As Bill says, life insurance is to provide for those you depend on you. Its to replace the loss of your income. Since the usually retirement guideline is that you should take 4% of your next egg out each year if you want it to last forever, you need 25 times your annual salary in cash to replace your paycheck.
OTOH, life insurance death benefits aren't taxable, unlike your paycheck. If you're paying 28% federal, 4% state, and 7.5% FICA & SSI, you're only taking home 60% of your gross pay. So, if you had 60% of 25X, or 15X your annual salary, you could still take the 4% and have the equivalent of your after tax pay. Now, the earnings on the nest egg would be taxable. So, perhaps somewhere in between those two figures.
That assumes two things:
1) There is someone who's totally reliant on your paycheck, and
2) They're going to spend the rest of their life living off the insurance.
If you're young and single, the first doesn't apply. Nobody's dependent on your paycheck, so nobody but you gets hurt if you step in front of a bus. If you retired and living off your nest egg, even if you do have dependents, there's no paycheck to replace. So, in those two cases, you don't really need life insurance, either.
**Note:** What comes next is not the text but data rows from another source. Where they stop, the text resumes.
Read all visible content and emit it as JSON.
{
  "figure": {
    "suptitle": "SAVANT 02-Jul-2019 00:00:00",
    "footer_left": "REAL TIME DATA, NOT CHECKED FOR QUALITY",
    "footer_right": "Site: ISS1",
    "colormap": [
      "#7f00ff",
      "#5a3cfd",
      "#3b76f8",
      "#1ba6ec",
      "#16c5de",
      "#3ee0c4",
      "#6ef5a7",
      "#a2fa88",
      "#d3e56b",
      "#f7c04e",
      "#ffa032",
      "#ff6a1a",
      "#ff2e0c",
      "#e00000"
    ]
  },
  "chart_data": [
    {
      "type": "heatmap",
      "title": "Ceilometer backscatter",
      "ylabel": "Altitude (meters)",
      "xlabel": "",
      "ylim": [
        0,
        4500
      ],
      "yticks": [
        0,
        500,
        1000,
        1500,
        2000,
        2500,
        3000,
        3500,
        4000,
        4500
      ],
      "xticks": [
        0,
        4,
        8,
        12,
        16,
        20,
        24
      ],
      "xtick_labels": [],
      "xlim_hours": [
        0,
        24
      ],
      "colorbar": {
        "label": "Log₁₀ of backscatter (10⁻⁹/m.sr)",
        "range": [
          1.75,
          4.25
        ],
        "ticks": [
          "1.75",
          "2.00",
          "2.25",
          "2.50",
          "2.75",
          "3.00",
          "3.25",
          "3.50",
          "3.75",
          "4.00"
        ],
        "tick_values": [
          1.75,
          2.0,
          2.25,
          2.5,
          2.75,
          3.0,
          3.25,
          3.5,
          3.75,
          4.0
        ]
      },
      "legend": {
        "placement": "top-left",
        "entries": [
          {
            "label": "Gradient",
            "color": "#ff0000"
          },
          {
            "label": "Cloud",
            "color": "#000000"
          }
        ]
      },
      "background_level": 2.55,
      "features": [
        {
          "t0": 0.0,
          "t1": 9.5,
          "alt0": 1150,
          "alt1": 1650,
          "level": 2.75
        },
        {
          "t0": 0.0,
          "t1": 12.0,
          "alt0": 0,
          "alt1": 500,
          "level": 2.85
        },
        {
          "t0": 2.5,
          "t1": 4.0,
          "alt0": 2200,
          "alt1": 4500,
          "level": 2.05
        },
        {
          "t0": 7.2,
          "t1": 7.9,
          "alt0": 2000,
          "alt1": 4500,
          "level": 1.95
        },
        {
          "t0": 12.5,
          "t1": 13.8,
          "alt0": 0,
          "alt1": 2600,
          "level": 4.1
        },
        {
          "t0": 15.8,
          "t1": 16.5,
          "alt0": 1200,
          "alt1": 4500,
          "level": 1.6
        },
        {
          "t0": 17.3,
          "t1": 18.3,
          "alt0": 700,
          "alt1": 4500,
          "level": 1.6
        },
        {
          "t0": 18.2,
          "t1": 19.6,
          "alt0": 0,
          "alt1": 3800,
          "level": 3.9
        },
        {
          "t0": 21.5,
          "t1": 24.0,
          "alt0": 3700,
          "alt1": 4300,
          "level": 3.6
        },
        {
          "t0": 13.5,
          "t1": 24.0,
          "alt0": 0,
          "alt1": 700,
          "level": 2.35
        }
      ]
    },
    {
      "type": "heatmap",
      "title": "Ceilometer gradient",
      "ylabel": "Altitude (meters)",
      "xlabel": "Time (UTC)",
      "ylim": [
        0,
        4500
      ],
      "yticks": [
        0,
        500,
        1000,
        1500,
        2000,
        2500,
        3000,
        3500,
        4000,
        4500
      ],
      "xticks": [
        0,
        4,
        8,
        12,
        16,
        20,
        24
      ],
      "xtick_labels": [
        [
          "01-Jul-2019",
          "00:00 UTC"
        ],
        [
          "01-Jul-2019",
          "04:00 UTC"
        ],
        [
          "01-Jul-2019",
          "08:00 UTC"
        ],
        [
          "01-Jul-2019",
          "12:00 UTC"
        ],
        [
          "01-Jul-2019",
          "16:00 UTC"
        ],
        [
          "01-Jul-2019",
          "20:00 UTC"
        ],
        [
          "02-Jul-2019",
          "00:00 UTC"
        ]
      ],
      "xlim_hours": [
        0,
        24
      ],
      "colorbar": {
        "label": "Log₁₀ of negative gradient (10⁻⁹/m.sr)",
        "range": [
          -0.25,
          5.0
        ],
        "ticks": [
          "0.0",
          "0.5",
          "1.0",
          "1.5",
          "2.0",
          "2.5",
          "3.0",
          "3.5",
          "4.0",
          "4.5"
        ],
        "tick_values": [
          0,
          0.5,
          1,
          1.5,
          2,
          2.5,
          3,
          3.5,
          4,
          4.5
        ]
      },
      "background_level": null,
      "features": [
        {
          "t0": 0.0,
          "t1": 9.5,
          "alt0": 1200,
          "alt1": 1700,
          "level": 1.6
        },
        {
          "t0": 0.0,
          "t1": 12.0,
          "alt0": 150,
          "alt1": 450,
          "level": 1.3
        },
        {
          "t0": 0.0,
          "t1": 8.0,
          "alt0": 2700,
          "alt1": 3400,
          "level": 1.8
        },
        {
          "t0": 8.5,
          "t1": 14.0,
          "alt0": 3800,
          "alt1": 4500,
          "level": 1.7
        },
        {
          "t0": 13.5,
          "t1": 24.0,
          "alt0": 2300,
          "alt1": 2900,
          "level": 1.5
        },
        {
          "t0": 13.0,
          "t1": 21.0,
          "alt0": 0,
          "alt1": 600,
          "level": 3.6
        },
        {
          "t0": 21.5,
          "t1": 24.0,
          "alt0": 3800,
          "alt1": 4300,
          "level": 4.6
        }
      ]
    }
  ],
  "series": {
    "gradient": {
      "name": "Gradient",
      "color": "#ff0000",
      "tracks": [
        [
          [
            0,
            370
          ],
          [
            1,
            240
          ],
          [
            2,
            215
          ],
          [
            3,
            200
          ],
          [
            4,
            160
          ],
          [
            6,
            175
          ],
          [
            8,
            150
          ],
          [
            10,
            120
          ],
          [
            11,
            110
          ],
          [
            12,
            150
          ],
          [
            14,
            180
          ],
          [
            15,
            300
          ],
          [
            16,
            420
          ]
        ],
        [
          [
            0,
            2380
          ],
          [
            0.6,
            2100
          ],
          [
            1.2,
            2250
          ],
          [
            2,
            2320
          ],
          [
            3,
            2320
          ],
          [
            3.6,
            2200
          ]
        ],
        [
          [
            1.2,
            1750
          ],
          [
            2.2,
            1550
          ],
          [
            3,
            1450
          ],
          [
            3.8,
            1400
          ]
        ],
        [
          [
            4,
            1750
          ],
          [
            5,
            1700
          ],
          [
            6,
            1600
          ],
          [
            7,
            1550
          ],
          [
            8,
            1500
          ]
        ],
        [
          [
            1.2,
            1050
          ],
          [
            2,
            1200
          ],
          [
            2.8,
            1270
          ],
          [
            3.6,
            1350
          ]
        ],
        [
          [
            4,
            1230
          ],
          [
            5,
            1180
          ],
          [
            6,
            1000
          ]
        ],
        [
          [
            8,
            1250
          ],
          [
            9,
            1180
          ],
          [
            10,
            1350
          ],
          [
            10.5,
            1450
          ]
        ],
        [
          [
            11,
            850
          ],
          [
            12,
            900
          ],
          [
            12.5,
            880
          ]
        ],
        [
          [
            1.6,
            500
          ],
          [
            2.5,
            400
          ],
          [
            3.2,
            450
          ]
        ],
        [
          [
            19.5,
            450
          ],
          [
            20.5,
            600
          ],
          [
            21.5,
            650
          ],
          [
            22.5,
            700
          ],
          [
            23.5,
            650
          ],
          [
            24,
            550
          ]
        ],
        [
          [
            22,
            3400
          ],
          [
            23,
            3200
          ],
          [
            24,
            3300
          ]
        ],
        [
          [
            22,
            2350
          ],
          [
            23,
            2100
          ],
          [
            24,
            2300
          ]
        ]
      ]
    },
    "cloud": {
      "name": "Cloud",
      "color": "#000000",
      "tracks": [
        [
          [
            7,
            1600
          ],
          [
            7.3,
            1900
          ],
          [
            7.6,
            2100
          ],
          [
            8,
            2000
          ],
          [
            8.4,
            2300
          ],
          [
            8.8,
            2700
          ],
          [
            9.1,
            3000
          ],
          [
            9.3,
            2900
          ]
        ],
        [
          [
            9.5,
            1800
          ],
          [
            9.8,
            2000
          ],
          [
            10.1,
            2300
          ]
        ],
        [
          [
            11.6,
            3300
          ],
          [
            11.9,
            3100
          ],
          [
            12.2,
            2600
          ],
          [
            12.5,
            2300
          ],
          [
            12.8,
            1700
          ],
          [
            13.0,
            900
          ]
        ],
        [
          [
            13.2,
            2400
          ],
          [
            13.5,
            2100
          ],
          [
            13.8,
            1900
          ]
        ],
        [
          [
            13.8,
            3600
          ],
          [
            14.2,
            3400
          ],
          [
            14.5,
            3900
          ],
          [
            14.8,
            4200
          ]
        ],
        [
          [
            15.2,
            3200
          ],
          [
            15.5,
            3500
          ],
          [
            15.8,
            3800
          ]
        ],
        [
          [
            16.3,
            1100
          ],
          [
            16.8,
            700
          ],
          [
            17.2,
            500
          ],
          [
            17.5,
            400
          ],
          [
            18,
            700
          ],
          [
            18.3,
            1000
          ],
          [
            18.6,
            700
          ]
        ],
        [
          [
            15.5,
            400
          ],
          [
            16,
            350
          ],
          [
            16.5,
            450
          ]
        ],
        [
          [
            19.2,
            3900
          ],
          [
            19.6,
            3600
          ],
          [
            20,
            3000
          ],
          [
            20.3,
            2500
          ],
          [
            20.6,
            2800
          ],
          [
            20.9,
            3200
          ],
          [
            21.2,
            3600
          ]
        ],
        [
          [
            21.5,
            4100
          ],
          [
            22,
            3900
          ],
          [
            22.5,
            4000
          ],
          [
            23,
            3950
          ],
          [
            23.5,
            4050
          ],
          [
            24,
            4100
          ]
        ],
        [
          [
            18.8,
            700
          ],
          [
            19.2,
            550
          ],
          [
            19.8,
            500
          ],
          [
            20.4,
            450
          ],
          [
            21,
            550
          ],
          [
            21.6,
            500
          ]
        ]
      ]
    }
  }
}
When it matters is if you have a young family, your spouse is staying at home while you work, and you want to provide for them if you bite the big one. Even then, do you want to provide for him or her to live off the live insurance for the rest of your live? If so, then 15X, 20X or even 25X is not the right number. If you're 25 years old now, you would have some expectation of an increasing paycheck for many years to come. The 4% guideline really says take 4% of the nest egg the first year, and then increase the draw by inflation each year. That's not bad, but may not put your spouse where they hoped to be.
More realistically, IMHO, you want to provide your spouse the ability to adapt to the situation. That might mean paying off all your debt, buying a house free and clear, and providing baby setting money while your spouse gets a degree or skill.
Now, the other half of this story is proper savings and spending. If you're not saving at least 10% of your pay, you're slacking off. If you're spending more than you make (i.e., running up credit card bills), you're REALLY slacking off. I don't care if you make $10 an hour or $100 or even more, if you let them, your expenses will ALWAYS be 110% of what you make. If you're like most people, including me, you have to fight that every moment of every day.
So, buy cheap term life insurance, when you need it. If you're staring a family, buy more. Another member made an argument the other day to buy insurance when you're young and healthy to avoid exorbitant rates when you're older or especially if you end up with some nasty disease. I don't entirely buy the idea of buying a product you don't need on the chance that you will need it later and have to pay more, but there's something to consider. If you have a family history of cancer, diabetes, heart disease or the like, maybe buying sooner rather than later is a good idea. But being diligent about controlling the spending and saving is even more important. If you're 50, smoke and have had a heart attack you're going to pay through the nose for life insurance. If you have a $1 million nest egg (a reasonable goal), then that life insurance isn't so essential.